Four fluorescent diphenylhexatriene derivatives were considered as membrane probes, namely two ammonium compounds, 3-(diphenylhexatrienyl)propyltrimethylammonium (TMAP-DPH) and 22-(diphenylhexatrienyl)docosyltrimethylammonium (LcTMA-DPH), and two phospholipids, 1-palmitoyl-2-[3-(diphenylhexatrienyl)propanoyl]-sn-glyc ero-3-phosphocholine (DPHpPC) and 1-palmitoyl-2-[21-(diphenylhexatrienyl)henicosanoyl]-sn-phosphocholine (LcDPHpPC).
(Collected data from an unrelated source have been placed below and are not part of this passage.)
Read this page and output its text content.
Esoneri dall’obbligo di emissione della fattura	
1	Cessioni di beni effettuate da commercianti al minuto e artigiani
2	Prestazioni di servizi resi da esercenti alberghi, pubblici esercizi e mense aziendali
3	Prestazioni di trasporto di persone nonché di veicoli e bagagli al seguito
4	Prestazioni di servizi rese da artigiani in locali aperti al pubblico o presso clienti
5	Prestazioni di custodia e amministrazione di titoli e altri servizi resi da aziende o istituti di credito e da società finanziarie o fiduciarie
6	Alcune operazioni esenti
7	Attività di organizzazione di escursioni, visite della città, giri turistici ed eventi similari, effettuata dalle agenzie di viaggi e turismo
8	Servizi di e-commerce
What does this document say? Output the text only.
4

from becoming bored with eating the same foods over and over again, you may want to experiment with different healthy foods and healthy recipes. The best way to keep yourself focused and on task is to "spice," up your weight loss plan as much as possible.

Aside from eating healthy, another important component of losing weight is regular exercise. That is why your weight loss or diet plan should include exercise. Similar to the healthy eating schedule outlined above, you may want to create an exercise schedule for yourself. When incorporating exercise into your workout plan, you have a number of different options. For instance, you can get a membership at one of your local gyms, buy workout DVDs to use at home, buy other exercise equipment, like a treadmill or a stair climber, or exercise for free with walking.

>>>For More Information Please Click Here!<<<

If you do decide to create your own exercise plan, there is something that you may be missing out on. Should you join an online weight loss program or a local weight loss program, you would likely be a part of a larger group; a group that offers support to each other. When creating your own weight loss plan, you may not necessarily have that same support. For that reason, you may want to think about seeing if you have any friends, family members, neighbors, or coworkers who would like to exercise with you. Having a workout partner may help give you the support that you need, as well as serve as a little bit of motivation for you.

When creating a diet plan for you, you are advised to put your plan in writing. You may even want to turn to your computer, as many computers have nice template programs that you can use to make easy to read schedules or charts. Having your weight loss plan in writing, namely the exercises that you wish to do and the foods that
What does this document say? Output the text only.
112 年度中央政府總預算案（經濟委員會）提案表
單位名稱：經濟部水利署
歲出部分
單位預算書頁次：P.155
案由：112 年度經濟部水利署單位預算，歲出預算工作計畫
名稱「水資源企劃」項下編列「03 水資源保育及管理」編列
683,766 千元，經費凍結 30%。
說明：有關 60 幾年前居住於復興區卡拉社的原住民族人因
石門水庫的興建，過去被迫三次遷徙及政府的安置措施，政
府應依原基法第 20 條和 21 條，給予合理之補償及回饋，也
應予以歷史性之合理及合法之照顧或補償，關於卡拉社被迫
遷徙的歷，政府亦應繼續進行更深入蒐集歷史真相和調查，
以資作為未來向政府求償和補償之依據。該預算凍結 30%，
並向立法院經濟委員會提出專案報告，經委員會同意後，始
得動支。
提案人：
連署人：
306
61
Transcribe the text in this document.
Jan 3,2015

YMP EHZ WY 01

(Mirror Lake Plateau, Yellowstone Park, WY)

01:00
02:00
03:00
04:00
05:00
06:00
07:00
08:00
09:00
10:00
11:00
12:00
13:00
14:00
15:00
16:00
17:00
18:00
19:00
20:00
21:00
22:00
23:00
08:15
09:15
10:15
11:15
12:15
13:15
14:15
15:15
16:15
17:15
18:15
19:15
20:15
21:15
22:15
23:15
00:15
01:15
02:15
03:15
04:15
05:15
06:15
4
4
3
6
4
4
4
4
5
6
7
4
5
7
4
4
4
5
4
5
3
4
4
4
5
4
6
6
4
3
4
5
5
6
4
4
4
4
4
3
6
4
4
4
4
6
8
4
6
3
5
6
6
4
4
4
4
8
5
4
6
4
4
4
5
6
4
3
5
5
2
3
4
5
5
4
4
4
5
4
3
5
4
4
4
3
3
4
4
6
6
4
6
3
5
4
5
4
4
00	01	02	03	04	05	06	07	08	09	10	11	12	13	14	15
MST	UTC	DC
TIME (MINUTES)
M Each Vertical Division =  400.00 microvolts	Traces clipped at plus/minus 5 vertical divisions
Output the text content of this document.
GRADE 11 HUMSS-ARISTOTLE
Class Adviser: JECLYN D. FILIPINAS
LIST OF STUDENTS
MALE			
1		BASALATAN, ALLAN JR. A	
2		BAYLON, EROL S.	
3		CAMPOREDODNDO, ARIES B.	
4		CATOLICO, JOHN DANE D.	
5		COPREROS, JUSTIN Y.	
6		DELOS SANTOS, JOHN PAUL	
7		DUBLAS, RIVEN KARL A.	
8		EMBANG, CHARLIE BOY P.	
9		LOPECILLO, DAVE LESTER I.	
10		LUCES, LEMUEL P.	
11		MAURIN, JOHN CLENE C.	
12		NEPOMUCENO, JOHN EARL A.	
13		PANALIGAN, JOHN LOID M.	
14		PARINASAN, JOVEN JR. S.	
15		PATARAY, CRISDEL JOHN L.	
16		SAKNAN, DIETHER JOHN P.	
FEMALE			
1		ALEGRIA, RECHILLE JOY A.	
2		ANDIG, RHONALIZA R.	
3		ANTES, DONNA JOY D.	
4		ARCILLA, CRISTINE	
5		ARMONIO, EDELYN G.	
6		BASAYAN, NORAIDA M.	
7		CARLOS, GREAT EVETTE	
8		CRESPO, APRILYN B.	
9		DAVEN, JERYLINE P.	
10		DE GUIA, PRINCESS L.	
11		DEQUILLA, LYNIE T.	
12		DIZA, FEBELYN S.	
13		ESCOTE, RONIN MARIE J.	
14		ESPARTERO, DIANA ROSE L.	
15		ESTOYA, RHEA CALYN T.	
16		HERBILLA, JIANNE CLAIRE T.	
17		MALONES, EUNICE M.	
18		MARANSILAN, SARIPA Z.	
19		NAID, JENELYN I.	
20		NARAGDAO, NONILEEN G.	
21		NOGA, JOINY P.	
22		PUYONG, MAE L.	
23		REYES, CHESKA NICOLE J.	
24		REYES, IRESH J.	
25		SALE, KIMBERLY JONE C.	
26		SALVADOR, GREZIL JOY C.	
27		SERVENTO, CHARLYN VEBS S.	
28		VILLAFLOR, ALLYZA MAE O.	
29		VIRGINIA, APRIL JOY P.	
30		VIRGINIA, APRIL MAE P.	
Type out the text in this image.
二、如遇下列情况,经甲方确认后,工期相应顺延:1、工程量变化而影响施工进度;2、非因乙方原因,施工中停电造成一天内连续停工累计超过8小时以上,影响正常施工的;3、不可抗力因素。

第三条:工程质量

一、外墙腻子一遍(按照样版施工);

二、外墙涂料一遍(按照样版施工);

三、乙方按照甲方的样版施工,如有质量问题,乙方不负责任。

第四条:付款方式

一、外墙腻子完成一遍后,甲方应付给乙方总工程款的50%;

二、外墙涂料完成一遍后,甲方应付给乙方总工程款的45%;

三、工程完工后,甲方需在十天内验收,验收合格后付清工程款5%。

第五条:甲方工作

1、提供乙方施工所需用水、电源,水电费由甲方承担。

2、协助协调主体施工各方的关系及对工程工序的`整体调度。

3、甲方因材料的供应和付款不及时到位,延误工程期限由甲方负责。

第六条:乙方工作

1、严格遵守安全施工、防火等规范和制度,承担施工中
For each pair, the molecules differ by the length of the polymethylenic spacer between the fluorescent moiety and the polar head, so one pair comprises two short chain molecules (C3 spacer) and the other two long chain molecules (C21 or C22 spacer). The partitioning of these probes between gel and liquid crystalline phases of multilamellar vesicles with binary composition (DEPC and DSPC) was measured by a method based on fluorescence anisotropy. The partitioning was shown to depend strongly on the length of the spacer. Short chain probes preferably partition into fluid phases (K(f/s) = 1.7 +/- 0.3 for TMAP-DPH; 2.6 +/- 0.11 for DPHpPC), whereas long chain probes show a strong preferential partitioning for gel phases of the vesicles (K(f/s) = 0.12 +/- 0.06 for LcTMA-DPH; 0.22 +/- 0.11 for LcDPHpPC). This strong partitioning may be explained by the interdigitation of the long polymethylenic chains across the mid-point of the lipid bilayer (I.E. Mehlhorn et al. (1988) Biochim. Biophys. Acta 939, 151-159), which is enhanced by the better packing provided by a gel phase.